National news coverage highlights these partisan divisions; it certainly doesn’t feel like the rebirth of civic virtue that the Fallows document and celebrate in the Our Towns project.

To share in at least some of the Fallows’ faith in their fellow Americans requires an understanding that the Republican Party is fighting a rearguard action – what historian Sean Wilentz calls “The Tyranny of the Minority.”¹ They use the decentralized governing structure of the country to oppose reform in southern and midwestern states and the undemocratic structure of the Senate to block progressive change at the national level – but they don’t represent the majority of citizens.
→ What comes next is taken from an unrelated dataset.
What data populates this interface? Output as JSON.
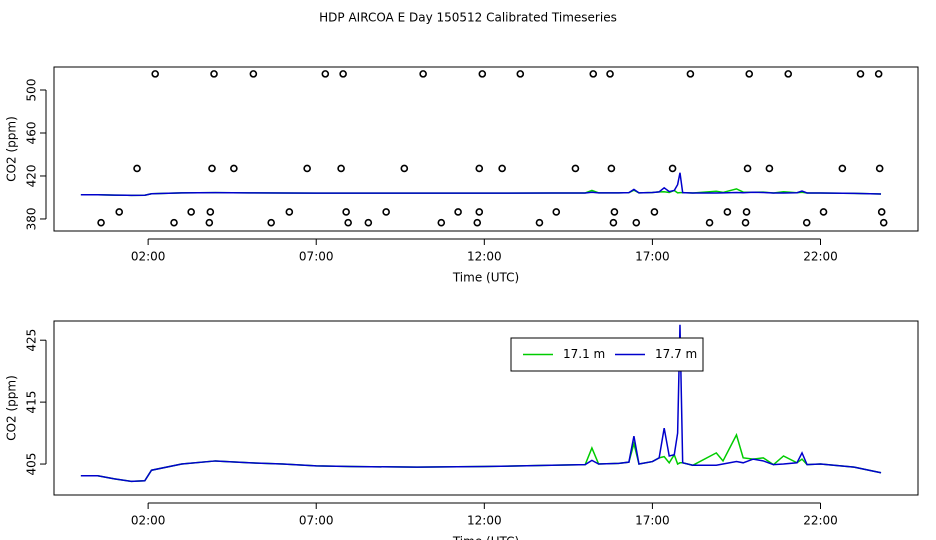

The highly charged partisan atmosphere of American politics will not change overnight, but even in the middle of a storm there are rays of light and the inklings of a clearer tomorrow. That’s why I admire the work done by Jim and Deb Fallows – revealing and supporting paths to better, more prosperous and more democratic American communities once the virus of Republican extremism dies out.

Notes

¹ Sean Wilentz, The Tyranny of the Minority, from Calhoun to Trump, Liberties Journal, Vol. 2, No. 1 (Fall 2021); a more detailed analysis can be found in political scientists Thomas E. Mann and Norman J. Ornstein’s book It’s Even Worse Than It Looks: How the American Constitutional System Collided with the New Politics of Extremism (New York: Basic Books, 2016).